For my 8-month co-op term at Hootsuite, I have been working on the Streaming team. The Streaming infrastructure allows services to receive real-time updates for a large user set. Streaming is responsible for delivering push notifications, analytics, and interaction history to subscribed Hootsuite users. One example is receiving a push notification on your mobile device for a Twitter retweet or mention from the Hootsuite application. Streaming is a distributed system and every complex distributed application needs a coordination and orchestration system of some sort, so the team decided to integrate ZooKeeper into the Streaming infrastructure back in 2011. ZooKeeper is a software project of the Apache Software Foundation, providing an open source distributed configuration service, synchronization service, leader election, and naming registry for large distributed systems.

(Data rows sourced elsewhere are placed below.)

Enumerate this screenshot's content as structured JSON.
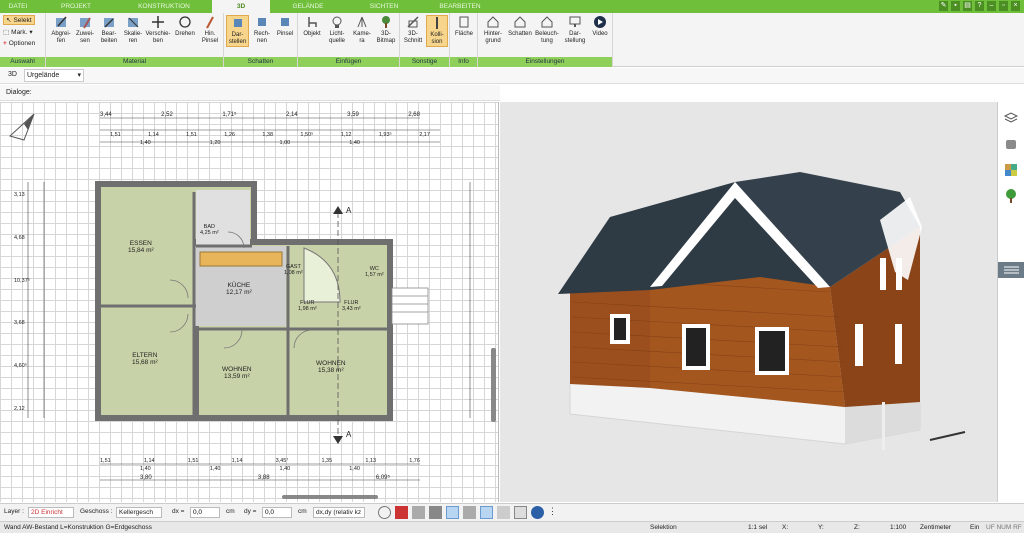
{
  "tabs": [
    "DATEI",
    "PROJEKT",
    "KONSTRUKTION",
    "3D",
    "GELÄNDE",
    "SICHTEN",
    "BEARBEITEN"
  ],
  "ribbon": {
    "auswahl": {
      "label": "Auswahl",
      "items": [
        "Selekt",
        "Mark.",
        "Optionen"
      ]
    },
    "material": {
      "label": "Material",
      "buttons": [
        "Abgrei-\nfen",
        "Zuwei-\nsen",
        "Bear-\nbeiten",
        "Skalie-\nren",
        "Verschie-\nben",
        "Drehen",
        "Hin.\nPinsel"
      ]
    },
    "schatten": {
      "label": "Schatten",
      "buttons": [
        "Dar-\nstellen",
        "Rech-\nnen",
        "Pinsel"
      ]
    },
    "einfuegen": {
      "label": "Einfügen",
      "buttons": [
        "Objekt",
        "Licht-\nquelle",
        "Kame-\nra",
        "3D-\nBitmap"
      ]
    },
    "sonstige": {
      "label": "Sonstige",
      "buttons": [
        "3D-\nSchnitt",
        "Kolli-\nsion"
      ]
    },
    "info": {
      "label": "Info",
      "buttons": [
        "Fläche"
      ]
    },
    "einstellungen": {
      "label": "Einstellungen",
      "buttons": [
        "Hinter-\ngrund",
        "Schatten",
        "Beleuch-\ntung",
        "Dar-\nstellung",
        "Video"
      ]
    }
  },
  "view_selector": {
    "mode": "3D",
    "value": "Urgelände"
  },
  "dialoge_label": "Dialoge:",
  "rooms": [
    {
      "name": "ESSEN",
      "area": "15,84 m²"
    },
    {
      "name": "BAD",
      "area": "4,25 m²"
    },
    {
      "name": "KÜCHE",
      "area": "12,17 m²"
    },
    {
      "name": "GAST",
      "area": "1,08 m²"
    },
    {
      "name": "WC",
      "area": "1,57 m²"
    },
    {
      "name": "FLUR",
      "area": "1,98 m²"
    },
    {
      "name": "FLUR",
      "area": "3,43 m²"
    },
    {
      "name": "ELTERN",
      "area": "15,68 m²"
    },
    {
      "name": "WOHNEN",
      "area": "13,59 m²"
    },
    {
      "name": "WOHNEN",
      "area": "15,38 m²"
    }
  ],
  "dims_top1": [
    "3,44",
    "2,52",
    "1,71⁵",
    "2,14",
    "3,59",
    "2,68"
  ],
  "dims_top2": [
    "1,51",
    "1,14",
    "1,51",
    "1,26",
    "1,38",
    "1,50⁵",
    "1,12",
    "1,93⁵",
    "2,17"
  ],
  "dims_top2b": [
    "1,40",
    "1,20",
    "1,00",
    "1,40"
  ],
  "dims_bottom1": [
    "1,51",
    "1,14",
    "1,51",
    "1,14",
    "3,45⁷",
    "1,35",
    "1,13",
    "1,76"
  ],
  "dims_bottom1b": [
    "1,40",
    "1,40",
    "1,40",
    "1,40"
  ],
  "dims_bottom2": [
    "3,80",
    "3,88",
    "6,09⁵"
  ],
  "dims_left": [
    "3,13",
    "4,68",
    "10,37⁵",
    "3,68",
    "4,60⁵",
    "2,12"
  ],
  "section_marker": "A",
  "toolbar2": {
    "layer_label": "Layer :",
    "layer_value": "2D Einricht",
    "geschoss_label": "Geschoss :",
    "geschoss_value": "Kellergesch",
    "dx_label": "dx =",
    "dx_value": "0,0",
    "dx_unit": "cm",
    "dy_label": "dy =",
    "dy_value": "0,0",
    "dy_unit": "cm",
    "mode_value": "dx,dy (relativ kz"
  },
  "status": {
    "left": "Wand AW-Bestand L=Konstruktion G=Erdgeschoss",
    "mode": "Selektion",
    "sel": "1:1 sel",
    "x": "X:",
    "y": "Y:",
    "z": "Z:",
    "scale": "1:100",
    "unit": "Zentimeter",
    "ein": "Ein",
    "flags": "UF NUM RF"
  },
  "colors": {
    "accent": "#6fbf3a",
    "ribbon_group": "#8fd05a",
    "room": "#c8d2a8",
    "wall": "#707070",
    "siding": "#9c4f1e",
    "roof": "#2e3a44"
  }
}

One of my projects during my co-op term included fixing the previous implementation of ZooKeeper, as there were a number of things that were not properly working. Originally, ZooKeeper was embedded within the Streaming application, and there were a number of issues with this implementation.

Intro:

The Streaming system spawns an Akka Actor for the ZooKeeper logic on each of the servers within the distributed system. These servers are referred to as nodes within ZooKeeper. Each node is responsible for creating the ZooKeeper Client and registering the node to the ZooKeeper server.

Network Partitions:

One of the first problems with the implementation was that the system was unable to recover from a network partition. When a network partition would occur (ie. the ZooKeeper Server is unable to reach the Client on any given node), this implementation would have the nodes attempt to reconnect to the ZooKeeper server a maximum of 4 times before shutting down the entire Streaming application! Even if the server did become reachable within the 4 reconnection attempts, only the ZooKeeper client was created and the ZooKeeper server would have no record of the recovered node. This means that the Zookeeper client was unable to register the node.

Duplicate Nodes:

This implementation of ZooKeeper also caused some strange behaviour in terms of duplicate nodes created within the ZooKeeper server. Because ZooKeeper is used as the source of truth for alive and running nodes, if there are duplicates, Streaming will not work correctly because it is only expecting one node of a given type.

Handling Exceptions:

Another issue with this implementation was the handling of exceptions being thrown from ZooKeeper. When creating a ZooKeeper client:

  • a watcher function is passed to the creation method in the ZooKeeper library.
  • this function is called when the Server and Client have successfully established a connection. One important note is that ZooKeeper has intended for a watcher’s lifetime to only include the triggering of one event. This event can include having a session expire or being disconnected from the client.
  • Once an event occurs, an exception is thrown and it is up to the client to handle them accordingly.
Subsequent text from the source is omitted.